You will receive the initial sequence cards representing the queue from front to back and a list operations of the same length, where each entry is either "rotate" or "deposit". For every "rotate" operation, move the first card to the end of the queue. For every "deposit" operation, remove the first card and append it to the output list. After processing the entire schedule, append the remaining queue cards to the output list in their current order. Return this final list.

Assume operations has the same length as the number of steps the machine will run. Every "deposit" operation occurs only when the queue is non-empty.
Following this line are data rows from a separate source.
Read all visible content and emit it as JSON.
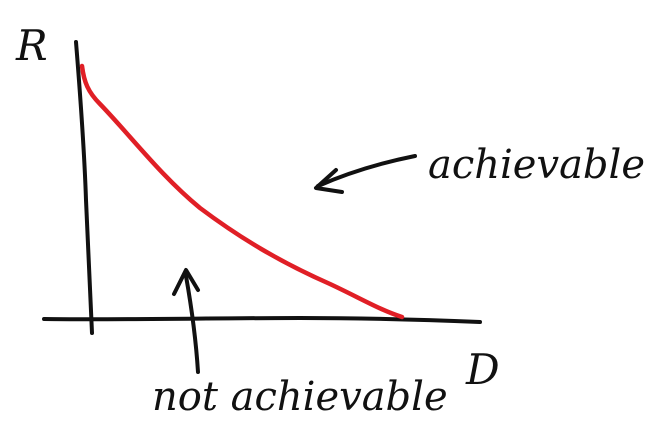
{
  "diagram": {
    "axes": {
      "y_label": "R",
      "x_label": "D"
    },
    "annotations": {
      "achievable": "achievable",
      "not_achievable": "not achievable"
    },
    "colors": {
      "axes": "#111111",
      "curve": "#e01f26",
      "text": "#111111"
    }
  }
}
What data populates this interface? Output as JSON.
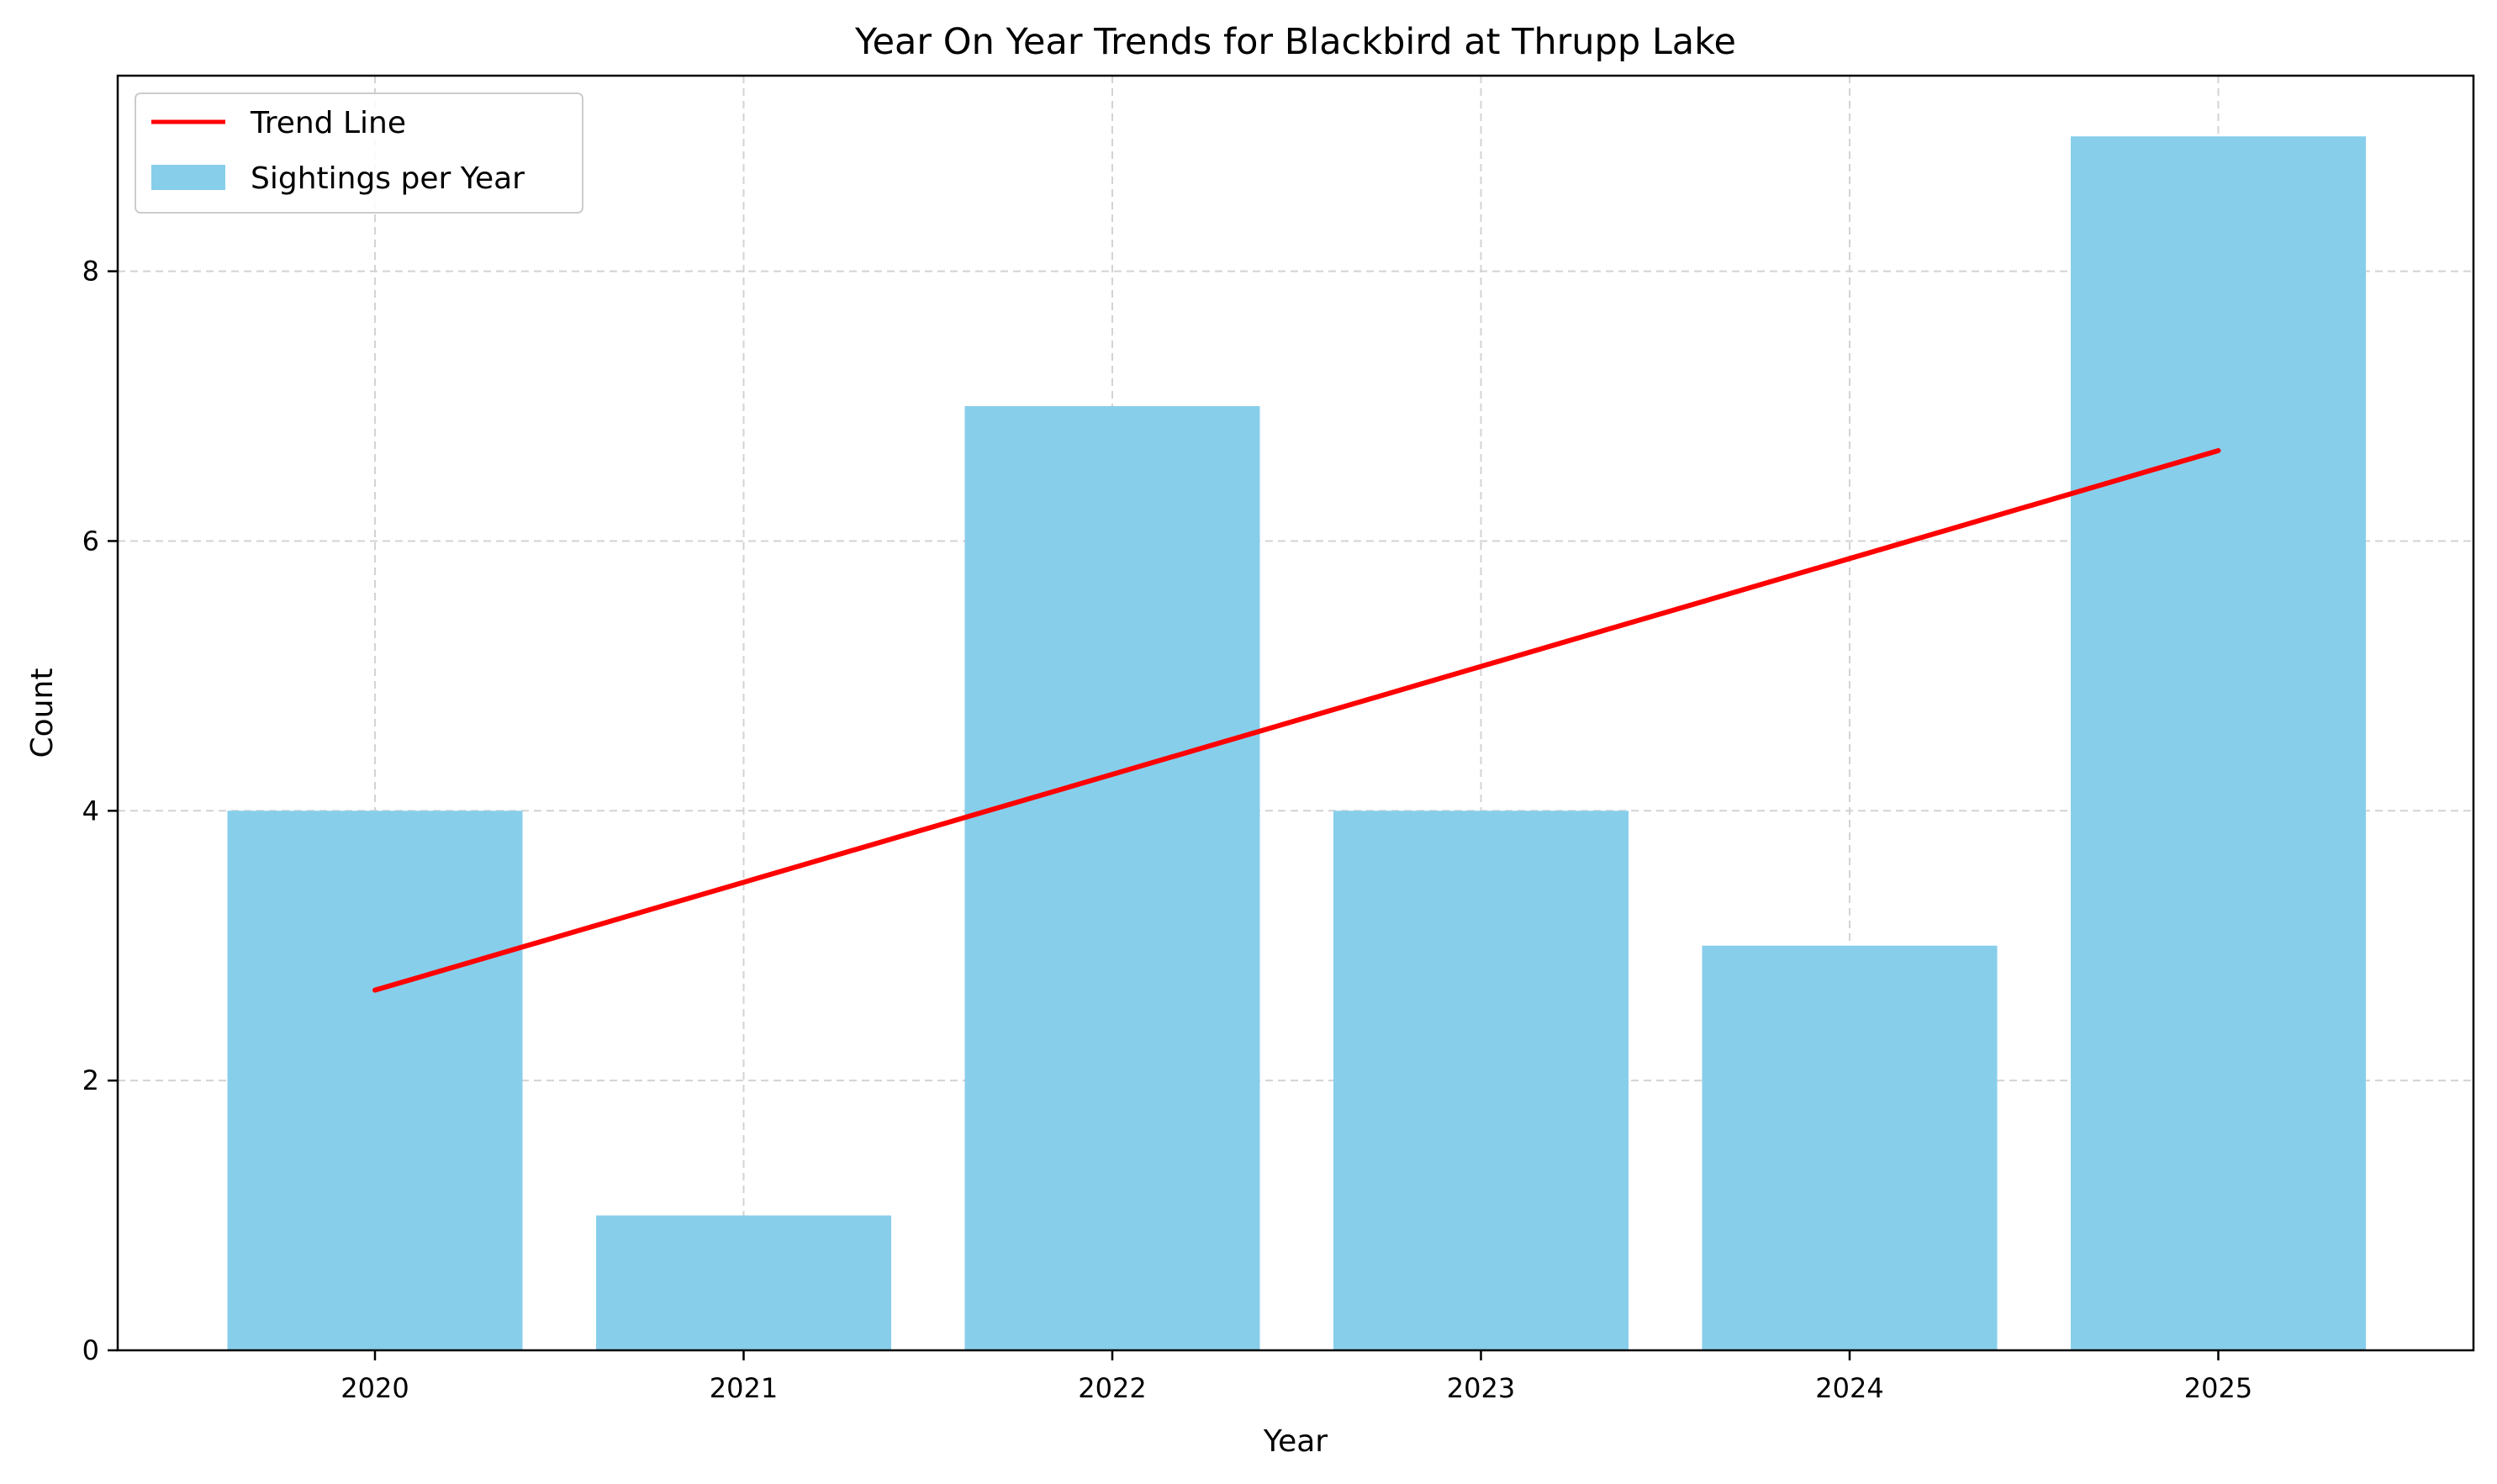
{
  "chart_data": {
    "type": "bar",
    "title": "Year On Year Trends for Blackbird at Thrupp Lake",
    "xlabel": "Year",
    "ylabel": "Count",
    "categories": [
      "2020",
      "2021",
      "2022",
      "2023",
      "2024",
      "2025"
    ],
    "series": [
      {
        "name": "Sightings per Year",
        "type": "bar",
        "values": [
          4,
          1,
          7,
          4,
          3,
          9
        ]
      },
      {
        "name": "Trend Line",
        "type": "line",
        "values": [
          2.67,
          3.47,
          4.27,
          5.07,
          5.87,
          6.67
        ]
      }
    ],
    "ylim": [
      0,
      9.45
    ],
    "yticks": [
      0,
      2,
      4,
      6,
      8
    ],
    "grid": true,
    "legend": "top-left",
    "colors": {
      "bars": "#87CEEB",
      "trend": "#FF0000",
      "grid": "#d3d3d3"
    }
  }
}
Focus on producing the resulting order, not on optimizing time complexity.

Example 1:

Input: cards = [5,2,9,7], operations = ["deposit","rotate","deposit","deposit"]
Output: [5,9,7,2]
Explanation: The machine deposits 5, rotates to send 2 to the back, deposits 9, then deposits 7; the remaining queue holds only 2.

Example 2:

Input: cards = [4,1,3], operations = ["rotate","deposit","deposit"]
Output: [1,3,4]
Explanation: After rotating, the queue becomes [1,3,4]; depositing twice produces [1,3], leaving [4] in the queue.

Example 3:

Input: cards = [8,6], operations = ["deposit","deposit"]
Output: [8,6]
Explanation: Both cards move directly to the output pile.